Möglich gewesen wäre für mich auch der leuchtend farbige amerikanische Pavillon von Jeffrey Gibson *1972 als Nachkomme indianischer Vorfahren. Aufgewachsen in den USA, Europa und Asien, lebt er heute in Hudson (New York). Überzeugend ist sein Werk und die Einheit des Pavillons, weil er die indianischen Muster, Traditionen und Forderungen («We want to be free», «Treat me right») mit einem weltweiten Kunstkanon verbindet und so seiner Vision einer global vernetzten Bildsprache Ausdruck gibt.

Ein Highlight – da sind sich fast alle einig – ist die filmische Theaterinszenierung von Wael Shawky (*1971 in Alexandria ) im ägyptischen Pavillon. Der international bekannte (u.a. 2016 Kunsthaus Bregenz) Videokünstler visualisiert die Geschichte Ägyptens aus arabischer Sicht. Erinnerungsrelevanter sind aber oft Erlebnisse, so z.B. die Live-Performance zu «Rehearsal of Swan Lake» In dem von Anna Jaermoleva(*1970 Leningrad, lebt in Wien) bespielten österreichischen Pavillon. «Schwanensee»  steht in ihrer Kindheitserinnerung für «Machtwechsel», weil das UdSSR-Fernsehen das Ballett  immer dann zeigte, wenn ein Staatsmann o.ä. starb. Mit der filmischen und real getanzten «Probe für Schwanensee» (erarbeitet mit einer ukrainischen Choreographin!) sendet sie ein Hoffnungs-Zeichen für eine Nach-Putin-Aera. Das ist zur Zeit zwar chancenlos, aber es berührt, zumal das Ballet wie auch Tschaikowskys Musik zu einem kollektiven europäischen Kulturerbe gehören.

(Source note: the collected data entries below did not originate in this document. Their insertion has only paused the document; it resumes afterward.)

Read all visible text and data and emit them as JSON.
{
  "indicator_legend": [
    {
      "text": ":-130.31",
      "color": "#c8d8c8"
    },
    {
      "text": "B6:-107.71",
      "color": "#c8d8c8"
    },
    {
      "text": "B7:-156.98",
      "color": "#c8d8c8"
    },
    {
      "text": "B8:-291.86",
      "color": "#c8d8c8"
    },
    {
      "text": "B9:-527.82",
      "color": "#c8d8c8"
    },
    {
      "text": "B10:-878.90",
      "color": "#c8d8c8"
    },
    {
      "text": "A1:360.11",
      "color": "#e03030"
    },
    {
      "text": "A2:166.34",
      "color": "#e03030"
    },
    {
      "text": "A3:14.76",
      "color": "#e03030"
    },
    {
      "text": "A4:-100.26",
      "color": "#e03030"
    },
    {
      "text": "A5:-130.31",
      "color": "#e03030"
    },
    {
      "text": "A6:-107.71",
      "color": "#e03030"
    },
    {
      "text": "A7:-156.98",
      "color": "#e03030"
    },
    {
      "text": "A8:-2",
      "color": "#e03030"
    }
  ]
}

Als hochemotional empfand ich auch das raumfüllend projizierte Video von Yael Bartana (*1970 Israel, lebt in Berlin) mit dem Titel «Abschied vom Planeten», eine ebenso romantische wie hoch-bedrohliche Vision einer Zeit, in der die Menschen im All ein neues Zuhause suchen müssen. Die Kombination mit dem Asbest-Staub geschwängertem Intérieur von Ersan Mondtag (*1987 in Berlin) – eine seinem Grossvater gewidmete biographische Inszenierung – ist einerseits nachvollziehbar, wirkt aber dennoch etwas plakativ und mit dem Thema der Biennale hat der deutsche Pavillon nicht eigentlich etwas zu tun. Ganz im Gegensatz zu Frankreich, wo ein Künstler aus der Südsee-Provinz Martinique (Julien Creuzet) eine dichte Meeres-Installation inszenierte.

Die Ländervertretungen in den Giardini und im Arsenale sind leicht zugänglich, schwieriger haben es jene in der Stadt, doch unverhoffte Entdeckungen können bereichernd sein, so z.B. der Pavillon von Zimbabwe in der Nähe des Markus-Platzes. Wie früher schon, präsentiert sich das ehemalige Rhodesien auch heuer mit qualitätvollen Werken. So zeigt sich dass der Nigerianer El Anatsui  (*1944 in Ghana) nicht der einzige ist, der mit Alltags-Abfall (Flaschendeckel) monumentale Werke schafft, sondern z.B. auch Takadiwa Moffat(*1983) sowie der etwas ältere Victor Nyakauru (*1977). Während ersterer ganz einfach ausgedrückte Zahnpastatuben und einzelne PC-Buchstaben kumuliert und in skulpturale Form verwandelt, ist zweiterer (noch) ganz dem Handwerk verpflichtet, gestaltet mit klar kompositorischer Bildvorstellung. Beides hat mir sehr gut gefallen.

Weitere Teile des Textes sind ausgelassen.